Simeon Hodson

Personal information
- Full name: Simeon Paul Hodson
- Date of birth: 5 March 1966 (age 60)
- Place of birth: Lincoln, England
- Height: 5 ft 9 in (1.75 m)
- Position: Defender

Youth career
- 1982–1984: Notts County

Senior career*
- Years: Team / Apps / (Gls)
- 1983–1985: Notts County / 27 / (0)
- 1984–1985: Charlton Athletic / 5 / (0)
- 1985–1986: Lincoln United
- 1985–1987: Lincoln City / 56 / (0)
- 1987–1988: Newport County / 34 / (1)
- 1987–1993: West Bromwich Albion / 83 / (0)
- 1992–1993: Doncaster Rovers / 15 / (0)
- 1992–1993: Kidderminster Harriers / 6 / (0)
- 1992–1993: Mansfield Town / 17 / (0)
- 1993–1997: Kidderminster Harriers / 125 / (0)
- 1996–1998: Rushden & Diamonds / 25 / (0)
- 1997–1999: Telford United / 26 / (0)
- 1998–2000: Altrincham / 68 / (0)
- 2000–2001: Sutton Coldfield Town

International career
- 1994: England C / 3 / (0)

= Simeon Hodson =

English footballer (born 1966)

Simeon Paul Hodson (born 5 March 1966) is an English former professional footballer who made 237 appearances in the Football League, principally for his hometown team Lincoln City and for West Bromwich Albion, before moving into the non-league ranks. He spent a number of seasons playing in the Football Conference, making a total of 216 league appearances at this level. He was the captain of the champions Kidderminster Harriers in 1993–94 and also represented the England semi-professional football team. He retired in the summer of 2001 with a knee injury.

==Sutton Coldfield Town==
Following the relegation of Altrincham from the Football Conference into the Northern Premier League, the increased travelling commitments required of the Tamworth-based Hodson meant he looked for a team close to home, spending pre-season with both Rugby United and Sutton Coldfield Town before agreeing a deal with the latter. He debuted in the 2–1 Southern Football League Western Division defeat to Evesham United on 19 August with his final appearance being the 2–1 home defeat to Mangotsfield United on 5 May 2001. He was forced to retire in the summer of 2001 due to knee problems that would not be improved with surgery.

==Relegations==
Simeon was known as something of a football Jonah during his career due to the number of relegations he suffered
. He has been involved in teams relegated from the top five levels of the English football league system. In his debut season, 1983–84, he was part of the Notts County team relegated from the First Division. In 1990–91 he was part of the West Bromwich Albion team relegated from the Second Division. His two seasons, 1985–86 and 1986–87, with Lincoln City saw him relegated from first the Third Division and then the Fourth Division. In 1999–2000 he was relegated from the Football Conference with Altrincham. In 1992–93 he was a member of the Mansfield Town team relegated from the Second Division which, following the inception of the FA Premier League, was now the third level of the league system. Thus, he can also claim to have been relegated from the top five levels of the English football league system with five different clubs.

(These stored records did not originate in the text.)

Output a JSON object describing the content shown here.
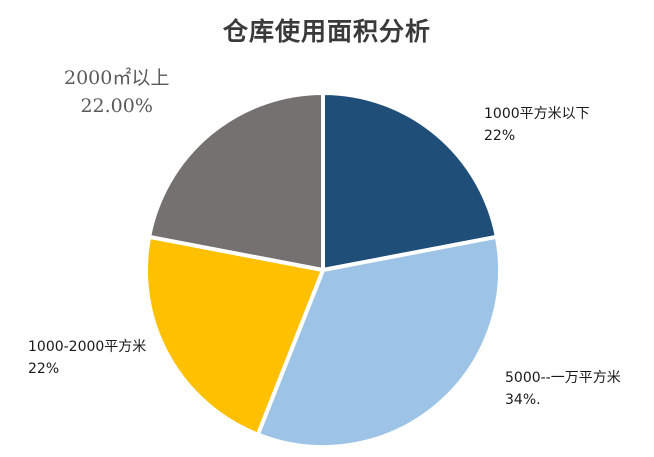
{
  "chart_data": {
    "type": "pie",
    "title": "仓库使用面积分析",
    "slices": [
      {
        "name": "1000平方米以下",
        "value": 22,
        "label_value": "22%",
        "color": "#1f4e79"
      },
      {
        "name": "5000--一万平方米",
        "value": 34,
        "label_value": "34%.",
        "color": "#9dc3e6"
      },
      {
        "name": "1000-2000平方米",
        "value": 22,
        "label_value": "22%",
        "color": "#ffc000"
      },
      {
        "name": "2000㎡以上",
        "value": 22,
        "label_value": "22.00%",
        "color": "#767171"
      }
    ]
  }
}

It is worth noting that, though he left before the season's end, he played for Notts County in the 1984–85 season when they went on to be relegated from the Second Division. Consequently, his first four seasons saw him involved with clubs relegated from the top four levels in order. To cap it all off, his fifth season (1987–88) saw him initially at Newport County who went on to be relegated from the Fourth Division.

==Career after football==
Having previously worked as a watchmaker and in distribution, in October 2006, Hodson joined Warwickshire Police as the Police Community Support Officer for Ansley Common, Ansley Village, Whitacre and Arley. He is now responsible for the Baddesley Ensor, Grendon and also the Dordon area. Residing in Glascote, in Autumn 2008 he, along with a 16-year-old boy, helped save the life of a woman after she had fallen into a canal at Fazeley. Hodson was off duty at the time and had passed the scene whilst out jogging with his daughter.